Die SPD ist mit ihrem Kanzlerkandidaten Martin Schulz im Aufwind. Im neuen ARD-Deutschlandtrend liegt sie zum ersten Mal seit mehr als zehn Jahren wieder vor der Union. Ein Wahlsieg der SPD erscheint plötzlich gar nicht mehr so unrealistisch wie noch vor ein paar Wochen.

Ich gönne der SPD ihre Träume. Umfragen sind so volatil, darauf zähle ich schon lange nicht mehr. Ich halte das für ein relativ kurzlebiges Phänomen, dass man mit einem neuen Gesicht in den Umfragen plötzlich hochschießt. Aber die SPD hat sich in ihren Grundfesten ja nicht verändert, sondern nur einen neuen Kopf vorne hingestellt. Wenn die Bürgerinnen und Bürger erst mal sehen, wofür dieser neue Kopf steht, dann wird der Strahleglanz auch sehr schnell wieder verblassen.

Zum Schluss noch eine persönliche Frage: Sie haben kürzlich Ihren 65. Geburtstag gefeiert. Trotzdem kandidieren Sie im September noch einmal für den Bundestag.

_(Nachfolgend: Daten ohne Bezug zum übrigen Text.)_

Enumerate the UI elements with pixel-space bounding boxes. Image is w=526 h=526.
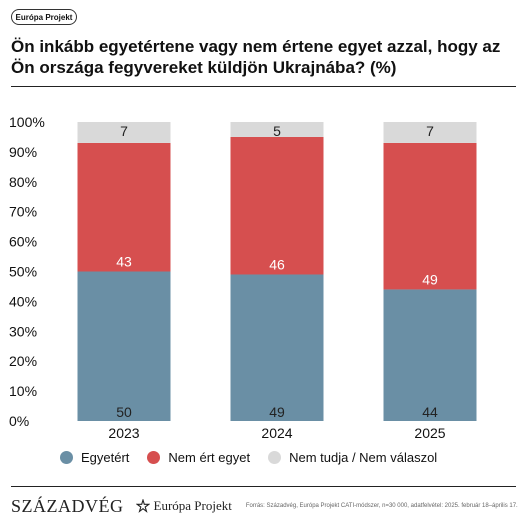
legend-item-disagree: Nem ért egyet [147, 450, 250, 465]
europa-projekt-label: Európa Projekt [153, 498, 232, 513]
y-tick-label: 90% [9, 144, 37, 160]
y-tick-label: 50% [9, 264, 37, 280]
bar-segment-1 [230, 136, 324, 275]
szazadveg-logo: SZÁZADVÉG [11, 495, 124, 516]
y-tick-label: 40% [9, 293, 37, 309]
top-divider [11, 86, 516, 87]
y-tick-label: 10% [9, 383, 37, 399]
y-tick-label: 20% [9, 353, 37, 369]
legend-swatch-disagree [147, 451, 161, 464]
data-label: 44 [422, 404, 438, 420]
data-label: 43 [116, 254, 132, 270]
legend-swatch-dontknow [268, 451, 282, 464]
data-label: 5 [273, 123, 281, 139]
bar-segment-2 [77, 122, 171, 143]
legend-label-disagree: Nem ért egyet [168, 450, 251, 465]
legend-label-agree: Egyetért [81, 450, 130, 465]
data-label: 49 [422, 271, 438, 287]
y-tick-label: 80% [9, 174, 37, 190]
star-icon [135, 499, 150, 513]
x-tick-label: 2025 [414, 425, 445, 441]
chart-title: Ön inkább egyetértene vagy nem értene eg… [11, 37, 501, 77]
footer: SZÁZADVÉG Európa Projekt Forrás: Századv… [11, 494, 521, 518]
y-tick-label: 0% [9, 413, 29, 429]
legend-item-dontknow: Nem tudja / Nem válaszol [268, 450, 437, 465]
y-tick-label: 60% [9, 234, 37, 250]
source-badge: Európa Projekt [11, 9, 77, 25]
y-tick-label: 100% [9, 114, 45, 130]
data-label: 7 [120, 123, 128, 139]
legend-swatch-agree [60, 451, 73, 464]
bar-segment-2 [230, 122, 324, 137]
source-note: Forrás: Századvég, Európa Projekt CATI-m… [245, 503, 518, 509]
bar-segment-2 [383, 122, 477, 143]
data-label: 7 [426, 123, 434, 139]
y-tick-label: 70% [9, 204, 37, 220]
stacked-bar-chart: 0% 10% 20% 30% 40% 50% 60% 70% 80% 90% 100% 50 43 7 20… [9, 114, 477, 441]
x-tick-label: 2024 [261, 425, 292, 441]
europa-projekt-logo: Európa Projekt [135, 498, 232, 514]
legend-item-agree: Egyetért [60, 450, 129, 465]
legend-label-dontknow: Nem tudja / Nem válaszol [289, 450, 438, 465]
bar-segment-1 [383, 142, 477, 290]
legend: Egyetért Nem ért egyet Nem tudja / Nem v… [60, 450, 455, 465]
bottom-divider [11, 486, 516, 487]
data-label: 46 [269, 256, 285, 272]
y-tick-label: 30% [9, 323, 37, 339]
bar-segment-0 [383, 289, 477, 421]
bar-segment-1 [77, 142, 171, 272]
data-label: 49 [269, 404, 285, 420]
bar-segment-0 [230, 274, 324, 421]
data-label: 50 [116, 404, 132, 420]
x-tick-label: 2023 [108, 425, 139, 441]
bar-segment-0 [77, 271, 171, 421]
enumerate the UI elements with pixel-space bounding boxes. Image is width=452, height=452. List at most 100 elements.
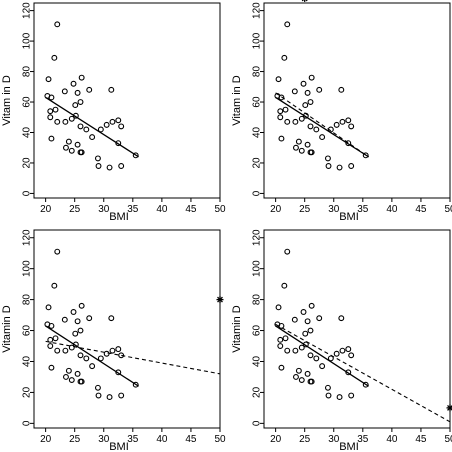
data-point xyxy=(298,147,305,154)
data-point xyxy=(319,134,326,141)
y-tick-label: 60 xyxy=(252,325,263,337)
x-tick-label: 30 xyxy=(328,204,340,215)
fit-line xyxy=(45,96,139,158)
x-tick-label: 50 xyxy=(214,204,226,215)
plot-frame xyxy=(263,2,451,199)
data-point xyxy=(45,304,52,311)
y-tick-label: 60 xyxy=(22,325,33,337)
data-point xyxy=(302,330,309,337)
data-point xyxy=(348,352,355,359)
y-tick-label: 0 xyxy=(22,420,33,426)
fit-line-with-outlier xyxy=(275,323,451,423)
x-tick-label: 45 xyxy=(415,204,427,215)
data-point xyxy=(316,86,323,93)
x-tick-label: 25 xyxy=(299,204,311,215)
x-tick-label: 45 xyxy=(185,434,197,445)
data-point xyxy=(277,343,284,349)
panel-bottom-right: 20 25 30 35 40 45 50 0 20 40 60 80 100 120 BMI Vitamin … xyxy=(231,229,452,452)
x-axis-label: BMI xyxy=(339,441,359,452)
data-point xyxy=(54,248,61,255)
y-tick-label: 40 xyxy=(22,355,33,367)
data-point xyxy=(74,318,81,325)
x-tick-label: 35 xyxy=(357,434,369,445)
data-point xyxy=(292,347,299,354)
y-axis-label: Vitam in D xyxy=(231,75,243,126)
x-tick-label: 40 xyxy=(156,434,168,445)
data-point xyxy=(77,123,84,130)
data-point xyxy=(345,346,352,353)
y-tick-label: 100 xyxy=(22,32,33,49)
data-point xyxy=(304,370,311,377)
data-point xyxy=(94,155,101,162)
data-point xyxy=(293,144,299,151)
x-tick-label: 30 xyxy=(98,434,110,445)
data-point xyxy=(65,367,72,374)
y-tick-label: 40 xyxy=(252,126,263,138)
data-point xyxy=(333,121,340,128)
data-point xyxy=(302,102,309,109)
y-tick-label: 0 xyxy=(252,420,263,426)
data-point xyxy=(298,344,305,351)
y-tick-label: 0 xyxy=(22,190,33,196)
data-point xyxy=(52,106,59,113)
data-point xyxy=(86,315,93,322)
y-tick-label: 40 xyxy=(22,126,33,138)
plot-frame xyxy=(33,2,221,199)
x-tick-label: 35 xyxy=(127,204,139,215)
plot-frame xyxy=(263,229,451,429)
x-tick-label: 20 xyxy=(40,204,52,215)
y-tick-label: 100 xyxy=(252,32,263,49)
x-tick-label: 35 xyxy=(127,434,139,445)
data-point xyxy=(103,121,110,128)
data-point xyxy=(115,346,122,353)
x-tick-label: 30 xyxy=(328,434,340,445)
y-tick-label: 120 xyxy=(252,2,263,19)
y-axis-label: Vitamin D xyxy=(231,305,243,353)
data-point xyxy=(70,309,77,315)
outlier-point xyxy=(216,296,224,304)
data-point xyxy=(291,88,298,95)
data-point xyxy=(78,378,85,385)
data-point xyxy=(327,355,334,362)
y-tick-label: 20 xyxy=(22,157,33,169)
data-point xyxy=(48,135,55,142)
data-point xyxy=(63,144,69,151)
fit-line-with-outlier xyxy=(275,92,369,158)
data-point xyxy=(292,118,299,125)
data-point xyxy=(61,316,68,323)
x-tick-label: 40 xyxy=(386,204,398,215)
data-point xyxy=(78,149,85,156)
data-point xyxy=(325,392,332,399)
data-point xyxy=(115,369,122,376)
x-tick-label: 20 xyxy=(270,204,282,215)
fit-line xyxy=(275,325,369,387)
data-point xyxy=(307,99,314,105)
data-point xyxy=(277,108,284,115)
data-point xyxy=(281,282,288,289)
data-point xyxy=(68,115,75,122)
y-tick-label: 20 xyxy=(252,157,263,169)
data-point xyxy=(308,149,315,156)
data-point xyxy=(319,363,326,370)
data-point xyxy=(95,392,102,399)
data-point xyxy=(284,347,291,354)
panel-top-right: 20 25 30 35 40 45 50 0 20 40 60 80 100 120 BMI Vitam in… xyxy=(231,0,452,223)
data-point xyxy=(86,86,93,93)
data-point xyxy=(339,118,346,125)
fit-line xyxy=(275,96,369,158)
data-point xyxy=(282,106,289,113)
y-tick-label: 80 xyxy=(22,294,33,306)
x-tick-label: 40 xyxy=(156,204,168,215)
data-point xyxy=(47,114,54,121)
data-point xyxy=(313,126,320,133)
data-point xyxy=(333,350,340,357)
data-point xyxy=(304,318,311,325)
data-point xyxy=(78,74,85,81)
data-point xyxy=(48,322,55,329)
data-point xyxy=(307,352,314,359)
y-tick-label: 80 xyxy=(22,66,33,78)
data-point xyxy=(338,315,345,322)
data-point xyxy=(74,141,81,148)
data-point xyxy=(68,147,75,154)
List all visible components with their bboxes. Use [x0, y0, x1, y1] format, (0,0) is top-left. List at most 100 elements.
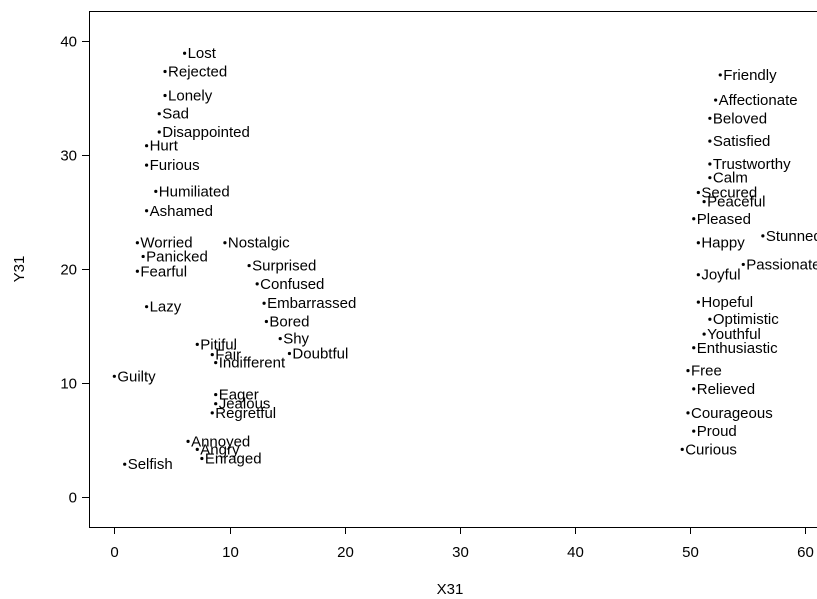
scatter-point	[264, 319, 268, 324]
scatter-point	[278, 337, 282, 341]
scatter-point	[686, 411, 690, 415]
point-label: Eager	[219, 387, 259, 404]
scatter-point	[186, 439, 190, 443]
point-label: Panicked	[146, 248, 208, 265]
x-tick-label-20: 20	[337, 544, 354, 561]
point-label: Worried	[140, 235, 192, 252]
point-label: Guilty	[117, 368, 156, 385]
point-label: Rejected	[168, 64, 227, 81]
scatter-point	[195, 447, 199, 451]
scatter-point	[702, 200, 706, 204]
scatter-point	[163, 69, 167, 74]
point-label: Optimistic	[713, 311, 779, 328]
scatter-point	[195, 342, 199, 346]
scatter-point	[761, 234, 765, 238]
scatter-point	[696, 300, 700, 304]
scatter-point	[210, 353, 214, 357]
point-label: Satisfied	[713, 133, 771, 150]
point-label: Pleased	[697, 211, 751, 228]
point-label: Hopeful	[701, 294, 753, 311]
point-label: Selfish	[128, 456, 173, 473]
point-label: Lost	[188, 45, 217, 62]
scatter-point	[183, 51, 187, 55]
point-label: Enraged	[205, 451, 262, 468]
y-tick-label-40: 40	[60, 34, 77, 51]
y-tick-label-10: 10	[60, 376, 77, 393]
point-label: Humiliated	[159, 183, 230, 200]
point-label: Confused	[260, 276, 324, 293]
scatter-point	[157, 112, 161, 116]
x-tick-label-30: 30	[452, 544, 469, 561]
x-tick-label-10: 10	[222, 544, 239, 561]
scatter-point	[214, 392, 218, 397]
point-label: Nostalgic	[228, 235, 290, 252]
point-label: Lonely	[168, 87, 213, 104]
point-label: Courageous	[691, 405, 773, 422]
point-label: Relieved	[697, 381, 755, 398]
scatter-point	[680, 447, 684, 451]
plot-frame	[89, 11, 817, 528]
point-label: Fair	[215, 347, 241, 364]
scatter-point	[696, 241, 700, 245]
scatter-point	[708, 116, 712, 120]
point-label: Affectionate	[719, 92, 798, 109]
y-tick-label-30: 30	[60, 148, 77, 165]
scatter-point	[200, 456, 204, 461]
scatter-point	[112, 374, 116, 378]
scatter-point	[692, 217, 696, 221]
point-label: Peaceful	[707, 194, 765, 211]
scatter-point	[696, 273, 700, 277]
point-label: Disappointed	[162, 124, 250, 141]
x-tick-label-50: 50	[682, 544, 699, 561]
point-label: Indifferent	[219, 355, 286, 372]
point-label: Annoyed	[191, 433, 250, 450]
point-label: Angry	[200, 441, 240, 458]
point-label: Bored	[269, 314, 309, 331]
point-label: Calm	[713, 170, 748, 187]
scatter-point	[135, 269, 139, 273]
y-axis: 0 10 20 30 40	[60, 34, 89, 507]
scatter-point	[144, 163, 149, 167]
scatter-point	[135, 241, 139, 245]
point-label: Trustworthy	[713, 156, 791, 173]
point-label: Curious	[685, 441, 737, 458]
scatter-point	[708, 176, 712, 180]
scatter-point	[154, 189, 158, 193]
point-label: Enthusiastic	[697, 340, 778, 357]
scatter-point	[214, 402, 218, 406]
point-label: Passionate	[746, 256, 817, 273]
point-label: Jealous	[219, 396, 271, 413]
scatter-point	[287, 351, 292, 356]
scatter-point	[223, 241, 227, 245]
scatter-point	[702, 332, 706, 336]
x-tick-label-40: 40	[567, 544, 584, 561]
point-label: Sad	[162, 106, 189, 123]
scatter-point	[262, 301, 266, 305]
scatter-point	[255, 282, 259, 286]
scatter-point	[718, 73, 722, 77]
point-label: Regretful	[215, 405, 276, 422]
point-label: Doubtful	[292, 345, 348, 362]
point-label: Beloved	[713, 110, 767, 127]
scatter-point	[708, 162, 712, 166]
point-label: Secured	[701, 185, 757, 202]
scatter-point	[144, 144, 149, 148]
scatter-point	[708, 317, 712, 321]
scatter-point	[686, 369, 690, 373]
point-label: Hurt	[150, 138, 179, 155]
point-label: Stunned	[766, 228, 817, 245]
x-tick-label-60: 60	[797, 544, 814, 561]
scatter-point	[210, 411, 214, 415]
point-label: Surprised	[252, 258, 316, 275]
scatter-point	[163, 93, 167, 98]
y-tick-label-20: 20	[60, 262, 77, 279]
x-axis-label: X31	[437, 581, 464, 598]
point-label: Furious	[150, 157, 200, 174]
scatter-point	[741, 262, 745, 267]
scatter-point	[692, 346, 696, 350]
x-axis: 0 10 20 30 40 50 60	[110, 527, 814, 561]
scatter-point	[692, 429, 696, 433]
x-tick-label-0: 0	[110, 544, 118, 561]
point-label: Free	[691, 363, 722, 380]
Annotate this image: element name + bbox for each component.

Hat Sie der Ruhestand nicht gereizt?

Viele Gleichaltrige sind in der Tat schon im Ruhestand, teilweise schon seit Jahren. Ich habe mich im vergangenen Sommer in einem Bundeswehrkrankenhaus drei Tage einer intensiven medizinischen Untersuchung unterzogen. Am Ende hat der Arzt zu mir gesagt, ich könne sofort bei der Bundeswehr anfangen. Ich bin also fit und gesund, fühle mich wohl und habe mich deshalb entschieden, noch einmal anzutreten.

Zur Person

  • Norbert Barthle wurde 1952 in Schwäbisch Gmünd geboren, nach dem Abitur studierte er Germanistik, Sportwissenschaft und Philosophie auf Lehramt und unterrichtete anschließend am Gmünder Parler-Gymnasium.
  • 1990 wechselte er ins Kultusministerium nach Stuttgart, wo er für die Presse- und Öffentlichkeitsarbeit zuständig war. 1998 zog Norbert Barthle für die CDU in den Bundestag ein. Seitdem hat er das Direktmandat im Wahlkreis Backnang-Schwäbisch Gmünd viermal verteidigt.